Rishi Valley mourns the passing of Mammen Thomas. After a brief illness, ‘Mr Thomas’, as he was always known to us, died on January 17th 2013, at his home in Trivandrum. He had served Rishi Valley Education Centre in several capacities from 1967 to 1992 -- first as a teacher, later as Bursar and chief financial officer. In a crucial decade beginning in 1980, he laid the foundations of a modern administrative system for the school and its outreach programmes.
Mr Thomas graduated from the University of Travencore in 1949, with a B.A. in Philosophy and Psychology, and shortly thereafter joined the British Colonial Services, stationed in East Africa, in the mainland part of Tanzania that was then known as Tanganyika.
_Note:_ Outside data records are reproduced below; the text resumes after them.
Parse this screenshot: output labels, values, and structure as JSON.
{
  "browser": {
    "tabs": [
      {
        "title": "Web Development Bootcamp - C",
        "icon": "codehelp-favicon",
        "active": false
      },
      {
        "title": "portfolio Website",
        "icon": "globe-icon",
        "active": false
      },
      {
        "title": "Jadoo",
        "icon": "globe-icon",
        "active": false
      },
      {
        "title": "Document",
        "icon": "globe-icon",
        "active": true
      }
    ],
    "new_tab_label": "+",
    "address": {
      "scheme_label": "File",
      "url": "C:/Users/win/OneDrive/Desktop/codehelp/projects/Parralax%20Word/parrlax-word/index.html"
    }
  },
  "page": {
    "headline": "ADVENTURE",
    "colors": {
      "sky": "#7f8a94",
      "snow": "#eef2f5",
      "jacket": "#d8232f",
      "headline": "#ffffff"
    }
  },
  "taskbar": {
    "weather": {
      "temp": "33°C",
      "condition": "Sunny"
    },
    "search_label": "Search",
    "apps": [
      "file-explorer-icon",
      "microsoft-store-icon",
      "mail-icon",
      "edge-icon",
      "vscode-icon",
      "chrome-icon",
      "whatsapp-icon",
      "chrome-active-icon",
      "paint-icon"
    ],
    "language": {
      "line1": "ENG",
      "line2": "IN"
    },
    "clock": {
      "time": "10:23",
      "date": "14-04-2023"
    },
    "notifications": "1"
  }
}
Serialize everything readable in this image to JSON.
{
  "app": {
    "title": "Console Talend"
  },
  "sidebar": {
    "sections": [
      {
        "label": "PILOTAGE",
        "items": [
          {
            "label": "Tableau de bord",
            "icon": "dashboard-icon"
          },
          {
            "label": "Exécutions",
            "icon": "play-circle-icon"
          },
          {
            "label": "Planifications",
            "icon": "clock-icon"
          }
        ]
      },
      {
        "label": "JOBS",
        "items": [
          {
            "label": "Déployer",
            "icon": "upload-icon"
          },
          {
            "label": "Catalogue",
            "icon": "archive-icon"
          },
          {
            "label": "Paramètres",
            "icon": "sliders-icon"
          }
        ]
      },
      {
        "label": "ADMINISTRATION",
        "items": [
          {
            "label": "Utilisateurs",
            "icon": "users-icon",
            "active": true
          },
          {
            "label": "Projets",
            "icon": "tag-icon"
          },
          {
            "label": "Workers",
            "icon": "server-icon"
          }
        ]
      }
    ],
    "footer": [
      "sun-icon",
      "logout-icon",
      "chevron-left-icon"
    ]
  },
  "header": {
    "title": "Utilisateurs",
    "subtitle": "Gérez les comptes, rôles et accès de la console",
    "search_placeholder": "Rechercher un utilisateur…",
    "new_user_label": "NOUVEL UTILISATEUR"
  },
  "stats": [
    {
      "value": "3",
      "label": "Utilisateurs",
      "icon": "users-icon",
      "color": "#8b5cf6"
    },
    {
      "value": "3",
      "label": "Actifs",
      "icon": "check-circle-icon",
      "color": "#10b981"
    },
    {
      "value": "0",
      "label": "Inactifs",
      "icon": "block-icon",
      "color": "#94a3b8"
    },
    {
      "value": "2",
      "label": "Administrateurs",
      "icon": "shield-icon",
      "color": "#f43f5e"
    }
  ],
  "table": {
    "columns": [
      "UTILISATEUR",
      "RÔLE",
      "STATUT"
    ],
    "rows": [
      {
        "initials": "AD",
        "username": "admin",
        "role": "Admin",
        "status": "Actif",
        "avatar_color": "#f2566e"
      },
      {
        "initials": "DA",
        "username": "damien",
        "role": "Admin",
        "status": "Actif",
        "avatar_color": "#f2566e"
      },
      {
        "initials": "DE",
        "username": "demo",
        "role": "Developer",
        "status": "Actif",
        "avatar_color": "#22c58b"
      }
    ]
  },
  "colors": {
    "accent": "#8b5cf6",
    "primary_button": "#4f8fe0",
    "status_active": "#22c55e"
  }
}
Working within the State Treasury Department in various senior positions, he acquired wide experience in both Government and Commercial systems of Accountancy. In 1964, he accepted a teaching position at the Civil Service Training Centre where, as Senior Instructor, he taught Public Finance and Administration, Accounting and Auditing; he also lectured at the Institute of Public Administration in Dar-es-Salaam. In 1967 he sought premature retirement from the the Civil Service Training Center in order to return to India. The letter of commendation he received from the Treasury Department highlights those qualities which would serve him well at Rishi Valley. It reads,
“In addition to his undoubted professional ability he has shown that he possesses in no small degree qualities of tact, patience and understanding so necessary when dealing with the local people of an emergent and developing country.”
Mr Thomas arrived in Rishi Valley accompanied by his son, Sunil, and his wife, Rebecca, who was appointed senior teacher of biology at the school. For the first thirteen years Mrs Thomas taught biology while Mr Thomas free-lanced – motoring between Rishi Valley and his home in Trivandrum and if the need arose, teaching Social Studies and Mathematics in the junior school and Accounts and Commerce at the senior level. His old car, parked outside his house in Rishi Valley, stood next to a large wooden crate that had brought the family belongings from Dar-e-Salaam to Rishi Valley – a constant reminder of how far he had travelled and how lightly he carried his duties at the school.
In1980, when Krishnamurti sought to establish a more broad-based administrative structure for the school, he chose Mr Thomas to oversee the financial and administrative side of the Rishi Valley Education Centre, and selected Mrs Thomas to serve as Headmistress of the School.
Within a period of ten years in his capacity as Bursar, Mr Thomas laid the foundations of a fair-minded administration and a modern financial system. Toward this end he took on many roles, including teaching, long-range planning, overseeing the development of a network of school libraries, maintaining budget controls, dispensing homeopathic remedies, driving the school van to Bangalore for supplies, improving benefits for teachers and auxiliary staff, designing low-cost buildings for campus development, and quietly but effectively directing a Managing Committee to co-ordinate the many activities of a steadily growing and many-sided institution.
Against the background of his early training in philosophy and psychology, Mr Thomas regarded Accounting as a Master Discipline for running healthy institutions and supporting a decent life for those who live and work within them. In this spirit he conducted a short course in accounting for those of us who were new to this aspect of school life, and took an active interest in developing rural outreach programmes that were just then beginning to take shape.
When Mr Thomas retired from administrative duties at the age of sixty, he remained on campus for a few more years to oversee the transition to a new and younger generation while teaching Accounts to senior examination-going students. Then, in 1992, he packed up the wooden crate that had been parked for so many years in front of his Rishi Valley house, and returned to his ancestral home in Trivandrum.
For another twenty years or so Mr Thomas kept in close touch with developments at the school, functioning with Mrs Thomas as elder consultants and active members of the Executive Committee, never losing their concern for the welfare of Rishi Valley, its land, students, staff and the welfare of its neighbours in the surrounding community.
Throughout his long and active life, Mr Thomas responded to the call of duty, serving selflessly as required and finally retiring to the life of a private citizen when his term was over and his more public duties had been discharged – always with care, a wry sense of humour and a full measure of distinction. His is a life to be celebrated.